Wednesday, March 10, 2010


I committed a cardinal sin. I went to the grocery store hungry. I had forgotten to take dinner out of the freezer that morning, and so thought perhaps I'd buy some fresh fish.
Walking by the meat dept., I saw a couple of packages of ribs. Hhmmm....and they were from Niman Ranch, the national brand that attempts to produce their meats on small, family farms in an humane way with no antibiotics.
The "no antibiotics" thing has become important to our family. The hubby is an ER doc, who over the last decades has seen an alarming and dramatic rise in the number of germs and nasties that do not respond to an ever-increasing array of antibiotics. There is no need to add antibiotics to animal feed, unless they are being raised in an overcrowded, inhumane and rather unsafe environment.
Go see FOOD, INC, or FRESH, both movies that will make you head straight to your farmers market for pasture-raised, grass-fed meats. (Joel Salatin, the farmer/guru from the Shenandoah that Michael Pollan wrote about in THE OMNIVORE'S DILEMMA and featured in both films was in Raleigh this week for a Film Feastival at Meredith College, co-presented by Slow Food Triangle. He's entertaining while he making his point.)

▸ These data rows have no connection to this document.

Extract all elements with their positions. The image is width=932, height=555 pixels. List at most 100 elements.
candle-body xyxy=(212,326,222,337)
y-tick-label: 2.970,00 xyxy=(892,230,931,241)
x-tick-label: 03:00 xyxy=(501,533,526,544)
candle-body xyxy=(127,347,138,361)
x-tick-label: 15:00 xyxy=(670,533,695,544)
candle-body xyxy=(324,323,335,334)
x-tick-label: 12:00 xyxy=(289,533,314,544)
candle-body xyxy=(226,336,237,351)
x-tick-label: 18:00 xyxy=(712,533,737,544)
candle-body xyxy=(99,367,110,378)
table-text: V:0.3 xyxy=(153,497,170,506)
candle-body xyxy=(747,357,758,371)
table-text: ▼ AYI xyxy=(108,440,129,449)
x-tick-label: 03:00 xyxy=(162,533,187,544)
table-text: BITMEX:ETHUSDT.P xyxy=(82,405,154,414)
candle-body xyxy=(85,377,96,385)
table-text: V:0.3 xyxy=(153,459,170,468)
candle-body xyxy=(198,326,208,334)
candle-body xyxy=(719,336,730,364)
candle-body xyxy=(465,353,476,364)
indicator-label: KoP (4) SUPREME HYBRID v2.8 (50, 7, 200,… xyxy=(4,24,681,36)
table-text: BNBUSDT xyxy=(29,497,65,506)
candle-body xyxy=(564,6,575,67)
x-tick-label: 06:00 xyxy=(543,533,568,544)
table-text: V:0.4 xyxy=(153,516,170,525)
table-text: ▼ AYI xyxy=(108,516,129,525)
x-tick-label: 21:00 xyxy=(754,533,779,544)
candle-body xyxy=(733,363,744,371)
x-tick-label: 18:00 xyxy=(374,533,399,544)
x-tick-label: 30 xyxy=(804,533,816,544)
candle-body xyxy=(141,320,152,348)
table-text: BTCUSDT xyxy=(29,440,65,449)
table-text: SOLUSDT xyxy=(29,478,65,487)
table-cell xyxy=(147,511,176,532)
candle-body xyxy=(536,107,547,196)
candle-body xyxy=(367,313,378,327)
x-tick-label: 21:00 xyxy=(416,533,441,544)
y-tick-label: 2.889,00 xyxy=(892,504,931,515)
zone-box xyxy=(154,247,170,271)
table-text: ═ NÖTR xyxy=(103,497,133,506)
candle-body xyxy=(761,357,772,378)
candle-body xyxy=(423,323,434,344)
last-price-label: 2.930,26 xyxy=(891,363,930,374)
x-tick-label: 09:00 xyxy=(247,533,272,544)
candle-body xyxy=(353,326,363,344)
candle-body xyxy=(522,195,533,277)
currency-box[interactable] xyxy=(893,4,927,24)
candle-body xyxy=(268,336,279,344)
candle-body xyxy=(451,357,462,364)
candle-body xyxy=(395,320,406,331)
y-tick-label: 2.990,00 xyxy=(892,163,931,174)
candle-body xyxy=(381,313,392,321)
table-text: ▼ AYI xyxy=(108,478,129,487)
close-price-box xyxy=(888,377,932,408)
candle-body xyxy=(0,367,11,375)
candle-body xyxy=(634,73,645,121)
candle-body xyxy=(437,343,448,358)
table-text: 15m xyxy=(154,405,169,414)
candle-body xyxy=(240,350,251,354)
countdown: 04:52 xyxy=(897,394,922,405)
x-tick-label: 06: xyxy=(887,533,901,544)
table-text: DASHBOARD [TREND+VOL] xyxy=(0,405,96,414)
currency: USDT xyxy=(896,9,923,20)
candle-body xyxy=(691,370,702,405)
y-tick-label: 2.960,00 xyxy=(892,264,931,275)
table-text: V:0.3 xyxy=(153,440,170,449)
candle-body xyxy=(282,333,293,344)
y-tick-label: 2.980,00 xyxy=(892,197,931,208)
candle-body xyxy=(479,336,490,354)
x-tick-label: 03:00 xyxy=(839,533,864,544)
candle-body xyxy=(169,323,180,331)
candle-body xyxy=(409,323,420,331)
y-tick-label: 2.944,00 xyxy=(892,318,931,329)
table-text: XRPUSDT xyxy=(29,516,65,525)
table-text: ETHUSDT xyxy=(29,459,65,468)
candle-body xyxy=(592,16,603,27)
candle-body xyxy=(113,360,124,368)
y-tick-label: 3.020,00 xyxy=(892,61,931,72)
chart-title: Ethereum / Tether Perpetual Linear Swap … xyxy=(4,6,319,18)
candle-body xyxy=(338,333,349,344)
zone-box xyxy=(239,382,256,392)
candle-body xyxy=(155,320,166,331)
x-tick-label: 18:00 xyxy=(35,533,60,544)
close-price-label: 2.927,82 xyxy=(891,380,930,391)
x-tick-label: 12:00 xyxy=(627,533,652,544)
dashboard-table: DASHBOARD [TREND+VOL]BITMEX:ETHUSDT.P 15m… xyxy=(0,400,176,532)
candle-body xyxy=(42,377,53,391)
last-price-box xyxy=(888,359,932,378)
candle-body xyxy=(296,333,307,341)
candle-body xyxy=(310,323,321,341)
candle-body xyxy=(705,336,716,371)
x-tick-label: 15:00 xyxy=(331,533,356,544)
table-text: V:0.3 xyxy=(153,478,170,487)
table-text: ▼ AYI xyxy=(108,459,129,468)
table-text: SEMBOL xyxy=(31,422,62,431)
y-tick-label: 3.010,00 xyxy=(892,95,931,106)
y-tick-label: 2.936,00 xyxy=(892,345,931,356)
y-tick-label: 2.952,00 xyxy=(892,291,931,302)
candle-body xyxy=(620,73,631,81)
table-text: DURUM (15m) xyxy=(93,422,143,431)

photo by Mollie Nicholie, Maple Creek Farm

Niman Ranch infiltrated into our huge hog-producing state back in the early '00s, partnering with about 30 small NC farmers in eastern NC. Rather than hog-factory style with huge waste ponds, these farmers raised hogs the way their ancestors did - free-roaming (within electric fences), which allowed them to snooze mud-caked in the sun or under the canopy of trees and shrubs. Niman claims to have "happy pigs." Then in 2006, when fuel prices were high, getting the hogs to the processing plants in Iowa proved to be too expensive, so contracts ended in NC. I read that some of those farmers tried to find restaurants to sell to, like The Pit in Raleigh.
You can find pork from free-ranging pigs at Cane Creek in Chatham County, or at various farms near Asheville, like Maple Creek Farm, and a few even in Wake County. You will be amazed at the difference in taste, and how much less fat there is.
Like tender ribs? Here's the first thing you need to do: Slide a knife or your finger under the thin membrane under the rack of ribs. Grab it with a paper or cloth towel and pull it up and away from the ribs. Now, these "naked" ribs will absorb more rub or sauce, and you will not have to bite through that tough membrane.

I've adapted a couple of recipes together to come up with a great tasting rub for pork. If I want them real hot and spicy, I add the chili and cayenne. Sometimes I prefer the ribs without the heat, and they're still delicious. I also like to grind the spices all together in my old coffee grinder.
This rub is enough for 3 racks (about 7 lbs)
1 teaspoon ground caraway seeds (buy it that way or grind it yourself)
2 tablespoons smoked Spanish paprika
1 tablespoon ground cumin
1 teaspoon garlic powder
1 tablespoon kosher salt
2 teaspoons freshly ground pepper
OPTION: To make the rub a bit "hotter"
1/2 teaspoon chili powder
1/2 teaspoon ground cayenne red pepper
NOTE: Reserve 2 tablespoons of the mixture for the glaze.

Preheat the oven to 300 degrees.
Using the best tools in your kitchen - your clean hands - rub the spice mixture onto both sides of the ribs.
Place the ribs in a large roasting pan, and cover with foil. Cook for about 1 1/2 hours. Rotate the ribs, cover tightly again, and cook for about 20 to 30 minutes longer, or until very tender.

For the GLAZE:
Reserved 2 tablespoons of the above spice rub
1/2 cup apricot or guave preserves
1 tablespoon Dijon mustard

Place all in a small glass bowl and microwave on high for about 20 seconds, or until preserves melt enough to mix all together.
When ribs are tender, remove from oven. Turn oven to broil. Quickly spoon or brush glaze over the meaty side of the ribs. Broil the ribs for about 10 minutes or until browned. If there is any remaining glaze, you may also do the other side of the ribs.
Slice between the bones and serve immediately.

Enjoy the ribs with a zinfandel, syrah, or Cotes du Rhone . . . a hearty red.

1 comment:

Jen R said...

Great rib recipe! Can't wait to try it :-)

Duncan's always looking for good ribs.